FDA 483 - Hubei Gedian Humanwell Pharmaceutical Co., Ltd. - November 07, 2025

An FDA inspection conducted from November 3 to November 7, 2025, at Hubei Gedian Humanwell Pharmaceutical Co., Ltd. identified significant concerns regarding facility and equipment maintenance and critical system monitoring. The inspection, which focused on Active Pharmaceutical Ingredients (APIs) for the U.S. market, highlighted two primary observations. Firstly, equipment and manufacturing facilities were not adequately maintained. Specific issues included stained and discolored production vessels, a vessel with significant scratching, a leaking motor on another vessel, and stains around the rim and lid of a processing unit.
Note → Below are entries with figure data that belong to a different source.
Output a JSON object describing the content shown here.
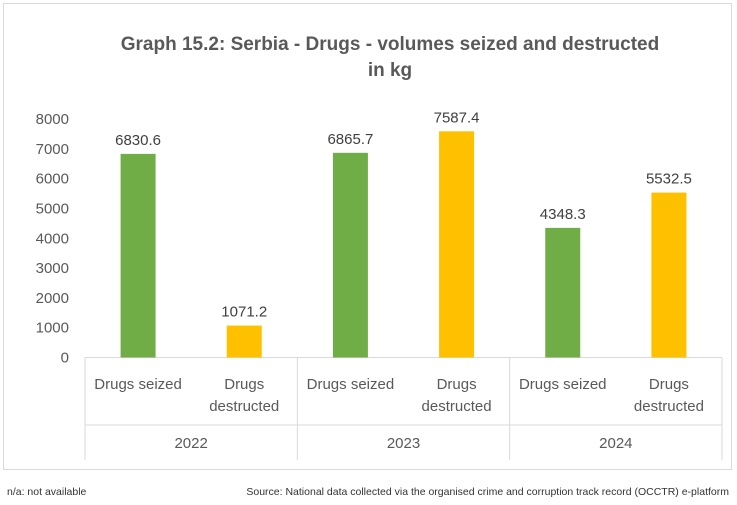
{
  "chart_data": {
    "type": "bar",
    "title_line1": "Graph 15.2: Serbia - Drugs - volumes seized and destructed",
    "title_line2": "in kg",
    "xlabel": "",
    "ylabel": "",
    "ylim": [
      0,
      8000
    ],
    "yticks": [
      0,
      1000,
      2000,
      3000,
      4000,
      5000,
      6000,
      7000,
      8000
    ],
    "grid": false,
    "legend": "none",
    "groups": [
      {
        "label": "2022",
        "bars": [
          {
            "category": [
              "Drugs seized"
            ],
            "value": 6830.6,
            "value_label": "6830.6",
            "color": "#70ad47"
          },
          {
            "category": [
              "Drugs",
              "destructed"
            ],
            "value": 1071.2,
            "value_label": "1071.2",
            "color": "#ffc000"
          }
        ]
      },
      {
        "label": "2023",
        "bars": [
          {
            "category": [
              "Drugs seized"
            ],
            "value": 6865.7,
            "value_label": "6865.7",
            "color": "#70ad47"
          },
          {
            "category": [
              "Drugs",
              "destructed"
            ],
            "value": 7587.4,
            "value_label": "7587.4",
            "color": "#ffc000"
          }
        ]
      },
      {
        "label": "2024",
        "bars": [
          {
            "category": [
              "Drugs seized"
            ],
            "value": 4348.3,
            "value_label": "4348.3",
            "color": "#70ad47"
          },
          {
            "category": [
              "Drugs",
              "destructed"
            ],
            "value": 5532.5,
            "value_label": "5532.5",
            "color": "#ffc000"
          }
        ]
      }
    ]
  },
  "footer": {
    "left": "n/a: not available",
    "right": "Source: National data collected via the organised crime and corruption track record (OCCTR) e-platform"
  }
}
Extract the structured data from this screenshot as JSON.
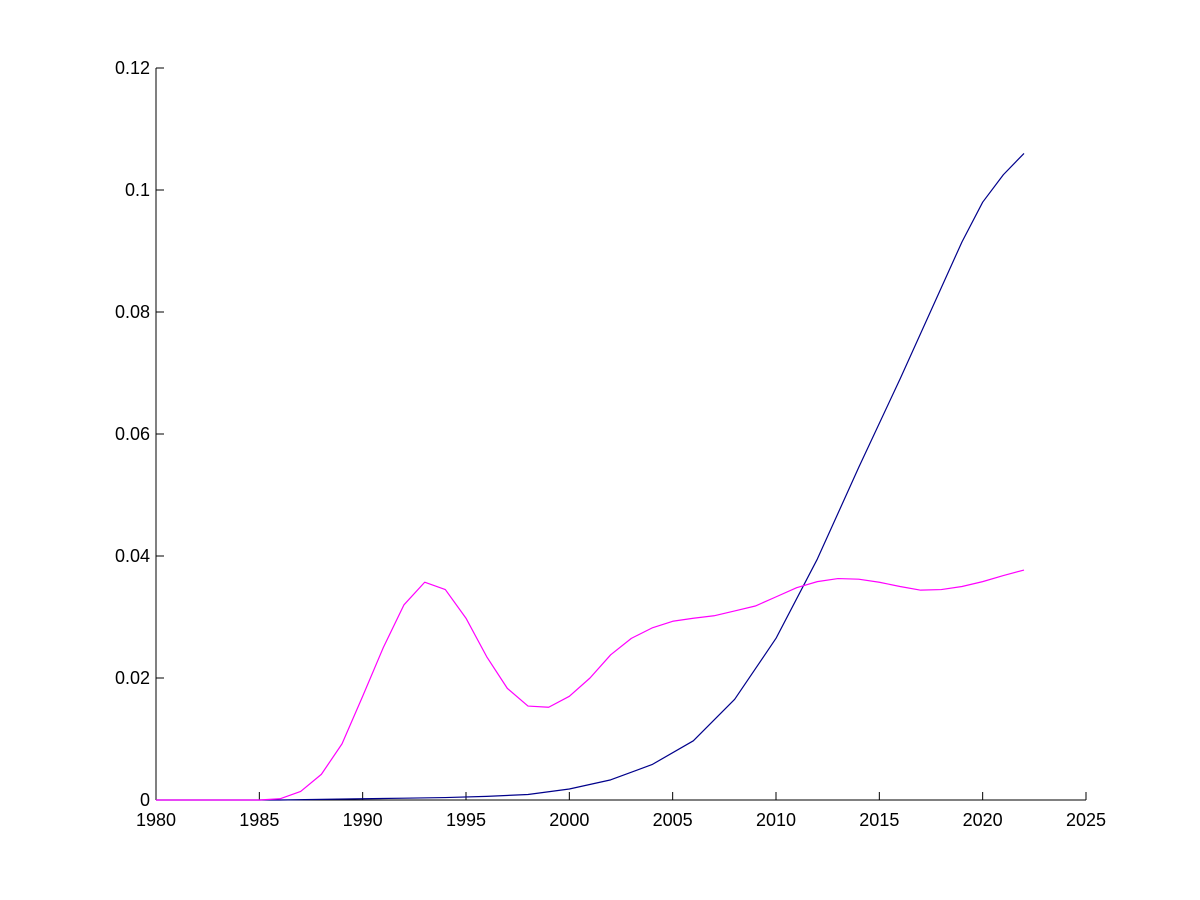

Furthermore, the facility showed stains on ceilings and ventilation vents, residue on hoses, and unsealed doorways and windows in sensitive production areas, raising questions about contamination control. Secondly, the Air Handling Units (AHU) in an API Workshop lacked essential automatic alarm notification capabilities. This deficiency was evident when an AHU shut down due to elevated moisture, and operators could not immediately respond due to the absence of an automated alert system, potentially impacting product quality and environmental control in clean rooms. These observations, issued on an FDA Form 483, require the company to develop and implement corrective actions to address these deficiencies, ensuring compliance with manufacturing standards for pharmaceutical products.